Anton Kern

Alessandro Pessoli

14 Sep - 20 Oct 2012

© Alessandro Pessoli
Biker Goose, 2012
Acrylic on cotton, spray paint and steel frame
84 x 106 x 18 1/2 inches
Courtesy Anton Kern Gallery, New York
ALESSANDRO PESSOLI
Fired People
14 September – 20 October 2012

August 10, New York – For his fifth solo show at Anton Kern Gallery, Italian artist Alessandro Pessoli has put together a group of painted ceramic sculptures of varying sizes and scale.
Largely figurative and richly colored, often combined with bronze or canvas elements, the work radiates with high saturation and glazed brilliance.

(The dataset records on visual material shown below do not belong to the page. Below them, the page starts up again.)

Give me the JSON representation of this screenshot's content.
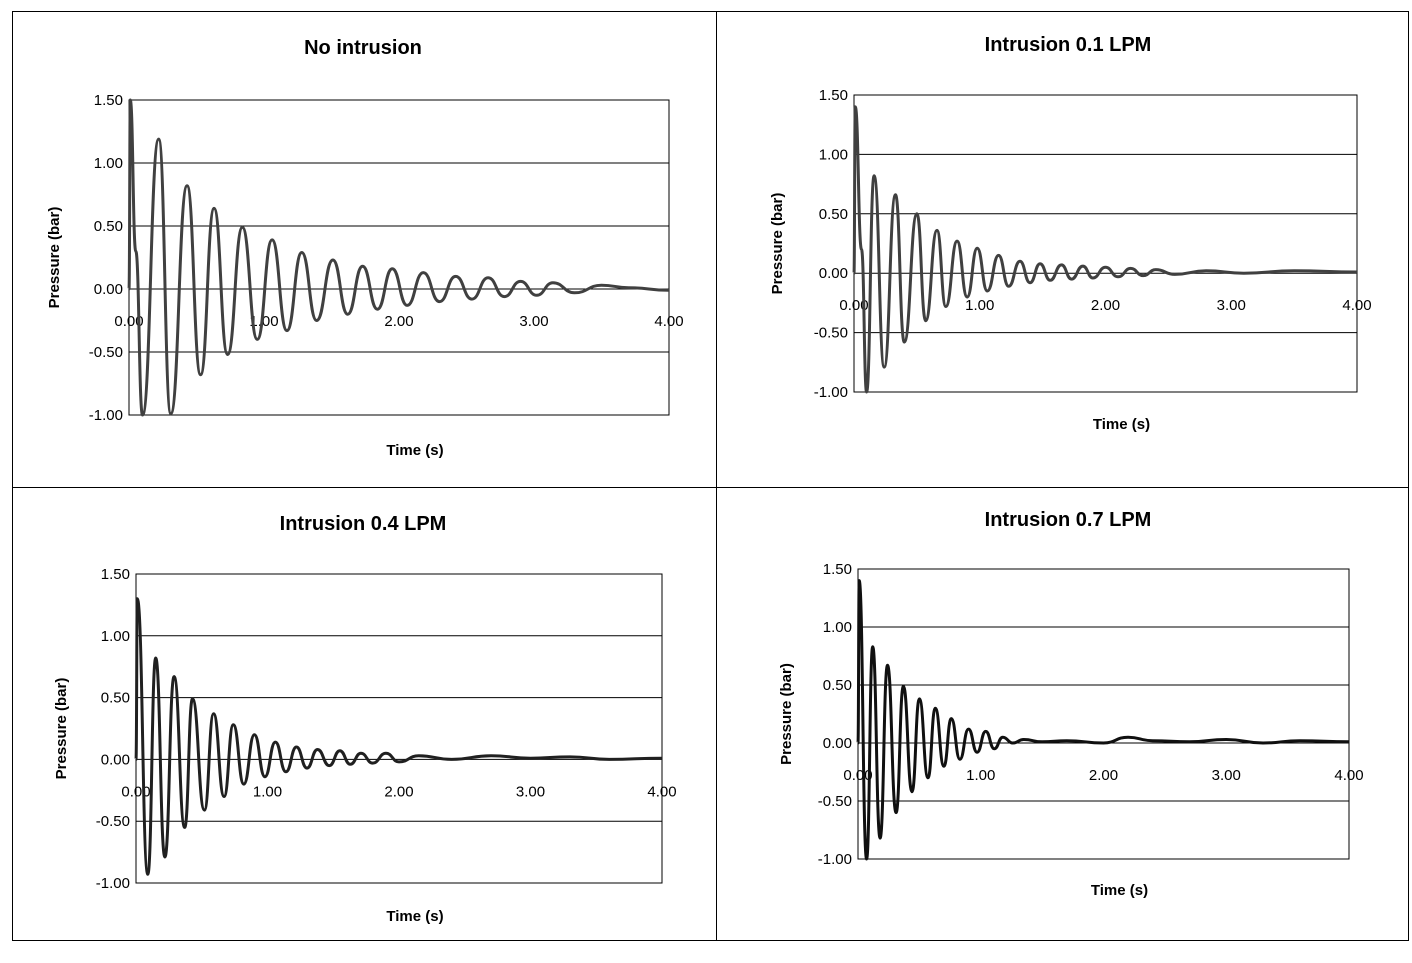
{
  "chart_data": [
    {
      "type": "line",
      "title": "No intrusion",
      "xlabel": "Time (s)",
      "ylabel": "Pressure (bar)",
      "xlim": [
        0,
        4
      ],
      "ylim": [
        -1,
        1.5
      ],
      "x_ticks": [
        "0.00",
        "1.00",
        "2.00",
        "3.00",
        "4.00"
      ],
      "y_ticks": [
        "1.50",
        "1.00",
        "0.50",
        "0.00",
        "-0.50",
        "-1.00"
      ],
      "grid": "horizontal",
      "line_color": "#404040",
      "series": [
        {
          "x": [
            0.0,
            0.01,
            0.05,
            0.1,
            0.22,
            0.31,
            0.43,
            0.53,
            0.63,
            0.73,
            0.84,
            0.95,
            1.06,
            1.17,
            1.28,
            1.39,
            1.51,
            1.62,
            1.73,
            1.84,
            1.95,
            2.06,
            2.18,
            2.3,
            2.42,
            2.54,
            2.66,
            2.78,
            2.9,
            3.02,
            3.14,
            3.3,
            3.5,
            3.7,
            4.0
          ],
          "y": [
            0.0,
            1.5,
            0.3,
            -1.0,
            1.19,
            -0.99,
            0.82,
            -0.68,
            0.64,
            -0.52,
            0.49,
            -0.4,
            0.39,
            -0.33,
            0.29,
            -0.25,
            0.23,
            -0.2,
            0.18,
            -0.16,
            0.16,
            -0.13,
            0.13,
            -0.1,
            0.1,
            -0.08,
            0.09,
            -0.06,
            0.06,
            -0.05,
            0.05,
            -0.03,
            0.03,
            0.01,
            -0.01
          ]
        }
      ]
    },
    {
      "type": "line",
      "title": "Intrusion 0.1 LPM",
      "xlabel": "Time (s)",
      "ylabel": "Pressure (bar)",
      "xlim": [
        0,
        4
      ],
      "ylim": [
        -1,
        1.5
      ],
      "x_ticks": [
        "0.00",
        "1.00",
        "2.00",
        "3.00",
        "4.00"
      ],
      "y_ticks": [
        "1.50",
        "1.00",
        "0.50",
        "0.00",
        "-0.50",
        "-1.00"
      ],
      "grid": "horizontal",
      "line_color": "#404040",
      "series": [
        {
          "x": [
            0.0,
            0.01,
            0.06,
            0.1,
            0.16,
            0.24,
            0.33,
            0.4,
            0.5,
            0.57,
            0.66,
            0.73,
            0.82,
            0.9,
            0.98,
            1.06,
            1.15,
            1.23,
            1.32,
            1.4,
            1.48,
            1.56,
            1.65,
            1.73,
            1.82,
            1.9,
            2.0,
            2.1,
            2.2,
            2.3,
            2.4,
            2.55,
            2.8,
            3.1,
            3.5,
            4.0
          ],
          "y": [
            0.0,
            1.4,
            0.2,
            -1.0,
            0.82,
            -0.79,
            0.66,
            -0.58,
            0.5,
            -0.4,
            0.36,
            -0.28,
            0.27,
            -0.2,
            0.21,
            -0.15,
            0.15,
            -0.11,
            0.1,
            -0.08,
            0.08,
            -0.06,
            0.07,
            -0.05,
            0.06,
            -0.04,
            0.05,
            -0.03,
            0.04,
            -0.02,
            0.03,
            -0.01,
            0.02,
            0.0,
            0.02,
            0.01
          ]
        }
      ]
    },
    {
      "type": "line",
      "title": "Intrusion 0.4 LPM",
      "xlabel": "Time (s)",
      "ylabel": "Pressure (bar)",
      "xlim": [
        0,
        4
      ],
      "ylim": [
        -1,
        1.5
      ],
      "x_ticks": [
        "0.00",
        "1.00",
        "2.00",
        "3.00",
        "4.00"
      ],
      "y_ticks": [
        "1.50",
        "1.00",
        "0.50",
        "0.00",
        "-0.50",
        "-1.00"
      ],
      "grid": "horizontal",
      "line_color": "#202020",
      "series": [
        {
          "x": [
            0.0,
            0.01,
            0.09,
            0.15,
            0.22,
            0.29,
            0.37,
            0.43,
            0.52,
            0.59,
            0.67,
            0.74,
            0.82,
            0.9,
            0.98,
            1.06,
            1.14,
            1.22,
            1.3,
            1.38,
            1.47,
            1.55,
            1.63,
            1.71,
            1.8,
            1.9,
            2.0,
            2.15,
            2.4,
            2.7,
            3.0,
            3.3,
            3.6,
            4.0
          ],
          "y": [
            0.0,
            1.3,
            -0.93,
            0.82,
            -0.79,
            0.67,
            -0.55,
            0.49,
            -0.41,
            0.37,
            -0.3,
            0.28,
            -0.2,
            0.2,
            -0.14,
            0.14,
            -0.1,
            0.1,
            -0.07,
            0.08,
            -0.05,
            0.07,
            -0.04,
            0.05,
            -0.03,
            0.05,
            -0.02,
            0.03,
            0.0,
            0.03,
            0.01,
            0.02,
            0.0,
            0.01
          ]
        }
      ]
    },
    {
      "type": "line",
      "title": "Intrusion 0.7 LPM",
      "xlabel": "Time (s)",
      "ylabel": "Pressure (bar)",
      "xlim": [
        0,
        4
      ],
      "ylim": [
        -1,
        1.5
      ],
      "x_ticks": [
        "0.00",
        "1.00",
        "2.00",
        "3.00",
        "4.00"
      ],
      "y_ticks": [
        "1.50",
        "1.00",
        "0.50",
        "0.00",
        "-0.50",
        "-1.00"
      ],
      "grid": "horizontal",
      "line_color": "#101010",
      "series": [
        {
          "x": [
            0.0,
            0.01,
            0.07,
            0.12,
            0.18,
            0.24,
            0.31,
            0.37,
            0.44,
            0.5,
            0.57,
            0.63,
            0.7,
            0.76,
            0.83,
            0.9,
            0.97,
            1.04,
            1.11,
            1.18,
            1.26,
            1.35,
            1.5,
            1.7,
            2.0,
            2.2,
            2.4,
            2.7,
            3.0,
            3.3,
            3.6,
            4.0
          ],
          "y": [
            0.0,
            1.4,
            -1.0,
            0.83,
            -0.82,
            0.67,
            -0.6,
            0.49,
            -0.42,
            0.38,
            -0.3,
            0.3,
            -0.2,
            0.21,
            -0.14,
            0.12,
            -0.08,
            0.1,
            -0.05,
            0.05,
            0.0,
            0.03,
            0.01,
            0.02,
            0.0,
            0.05,
            0.02,
            0.01,
            0.03,
            0.0,
            0.02,
            0.01
          ]
        }
      ]
    }
  ]
}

The sculptures are arranged in relationship to each other while representing portraits of sorts, individual figures, or, set in box-like constructions, groupings of figures and objects reminiscent of the teatrini (small theaters) known from mid-century Italian artists such as Martini, Melotti, and Fontana.
Pessoli’s illustrious personnel ranges from the Emperor Vespasian to Pier Paolo Pasolini, from Don Quixote and Sancho Panza to Arthur Rimbaud and Paul Verlaine, but also includes Petunia the duck trailed by Chimney Nose and Sandrino the cat. This is Pessoli’s first show in New York after moving from Milan to Los Angeles, and the influence of the City of Flower and Sunshine is clearly noticeable.
Fired People doesn't have a theme; it's an anarchic show, like people meeting in a square without apparent reason. The work is the attempt to find the hidden vitality of imagination by abandoning stylistic coherence and the compactness of a dominant narrative in favor of the freedom to cross from one imagery and aesthetic to another. Working without precise lines of reference empties the figures’ rhetoric and produces a sense of nostalgia, somehow mirroring a Western culture that is at its sunset, just the reflex of itself.
Known for his fluid and luminous painting technique, as evident in his watercolor drawings, Pessoli transforms the brightly colored ceramic sculptures into extensions of his painted scenes articulated in three-dimensional form. There’s a dynamic balance between the malleable clay and the fluidity of the watercolor-like or airbrushed paint application and sense of coloration. Pessoli combines familiar elements such as the chimney and a range of sexual symbols with new ideas such as the separation of colors into rainbowlike bands, the decorated bronze casts, and mixing such disparate modes of representation as a descriptive and detailed naturalism with child-like abstraction and expressiveness. Yet Pessoli’s essentially humanist language always speaks with the love for the poetry of the material.
This exhibition will coincide with Alessandro’s solo exhibition at SFMOMA.
Since the artist’s seminal New York debut at the Drawing Center in 1997, Pessoli’s work has been shown in numerous exhibitions, including solo presentations at the Collezione Maramotti, Reggio Emilia, Italy (2011), MACRO Museo d ́Arte Contemporanea Roma, Rome, Italy (2009), and Chisenhale Gallery, London (2005), as well as group shows at the Hessel Museum of Art & Center for Curatorial Studies Galleries at Bard College, Annandale-on-Hudson, NY (2006), the Philadelphia Museum of Art (2004), the Hammer Museum, Los Angeles (2003), and the Fondazione Sandretto Re Rebaudengo, Turin, Italy (2002). Pessoli’s work was prominently featured in Italics: Italian Art between Tradition and Revolution, 1968-2008 at the Palazzo Grassi, Venice (2008) and the Museum of Contemporary Art, Chicago (2009). A set of 30 drawings was included in theVenice Biennale as part of the Making Worlds section curated by Daniel Birnbaum (2009). Opening September 28, SFMOMA is presenting Pessoli’s first US museum solo-exhibition.